On the other hand, during this parliamentary session considered decisive, a commission of the House of Representatives created to draft a road map after the electoral failure has recommended the restructuring of the current Libyan government.
The Government of National Unity (GNU for its acronym in English), headed by Abdul Hamid Dbeibé – who promised at the beginning of his office not to stand as a candidate for future elections – was designated at the beginning of this 2021 as a transitional government whose mandate it would come to an end with the celebration of these elections. However, faced with this situation, the country now faces a uncertain future in which the Libyan Parliament is considering three possible scenarios.

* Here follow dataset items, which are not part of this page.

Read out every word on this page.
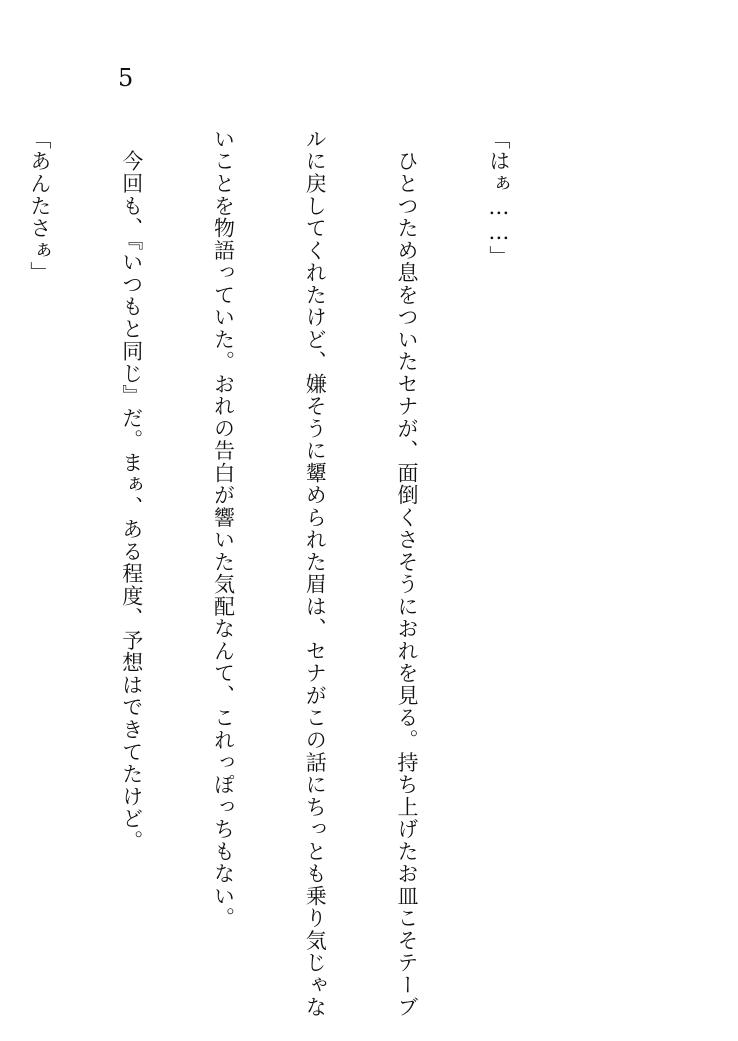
5

「はぁ……」

　ひとつため息をついたセナが、面倒くさそうにおれを見る。持ち上げたお皿こそテーブ

ルに戻してくれたけど、嫌そうに顰められた眉は、セナがこの話にちっとも乗り気じゃな

いことを物語っていた。おれの告白が響いた気配なんて、これっぽっちもない。

　今回も、『いつもと同じ』だ。まぁ、ある程度、予想はできてたけど。

「あんたさぁ」
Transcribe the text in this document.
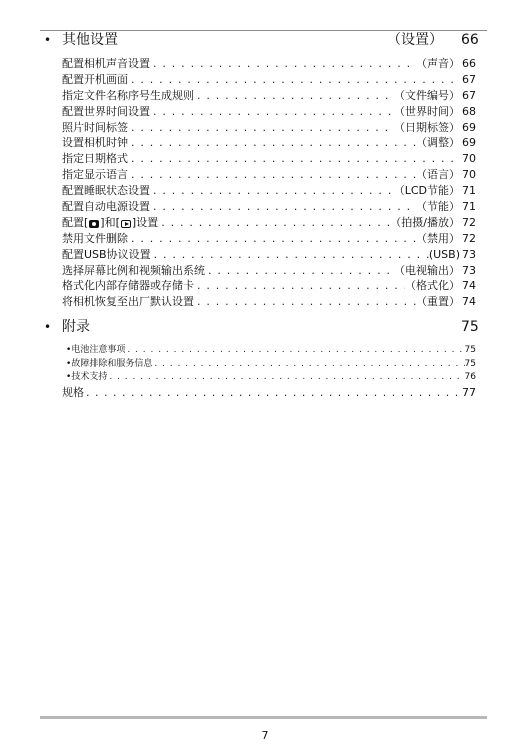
• 其他设置	（设置） 66
配置相机声音设置 . . .	（声音） 66
配置开机画面 . . .	67
指定文件名称序号生成规则 . . .	（文件编号） 67
配置世界时间设置 . . .	（世界时间） 68
照片时间标签 . . .	（日期标签） 69
设置相机时钟 . . .	（调整） 69
指定日期格式 . . .	70
指定显示语言 . . .	（语言） 70
配置睡眠状态设置 . . .	（LCD节能） 71
配置自动电源设置 . . .	（节能） 71
配置[ ]和[ ]设置 . . .	（拍摄/播放） 72
禁用文件删除 . . .	（禁用） 72
配置USB协议设置 . . .	(USB) 73
选择屏幕比例和视频输出系统 . . .	（电视输出） 73
格式化内部存储器或存储卡 . . .	（格式化） 74
将相机恢复至出厂默认设置 . . .	（重置） 74
• 附录	75
• 电池注意事项 . . .	75
• 故障排除和服务信息 . . .	75
• 技术支持 . . .	76
规格 . . .	77
7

The first of them would be the holding of elections within the next 6 months, maintaining the current Government. In the second scenario, the one most supported by many of the members of Parliament, it would include the reorganization of the entire acting Executive, and the celebration of an electoral day in a period of more than one year, once a consensus on the laws was reached. electoral elections and state institutions were unified, currently divided between the east and west of the country.
The third of the scenarios would be the most complex and the one most feared by Libyan citizens: the return to an armed conflict in the country. The increase in war tension and the danger of a possible break in the ceasefire, negotiated more than a year ago, after this electoral disappointment, make this possibility a plausible hypothesis if the interim government refuses to cede power in case of be dismissed or if the roadmap designed by Parliament does not take into account the rest of the political parties.
If the possibility that these elections were not held was an almost constant omen from the beginning of the process; now, the Libyan authorities and the international community should collaborate in the establishment of a realistic timetable for the holding of the elections, the launch of the electoral campaign and the review of the candidacies. If not, the violent climate that already plagued the electoral process itself – through attempts at sabotage, assaults on public institutions or the disappearance of ballot boxes – will continue to escalate.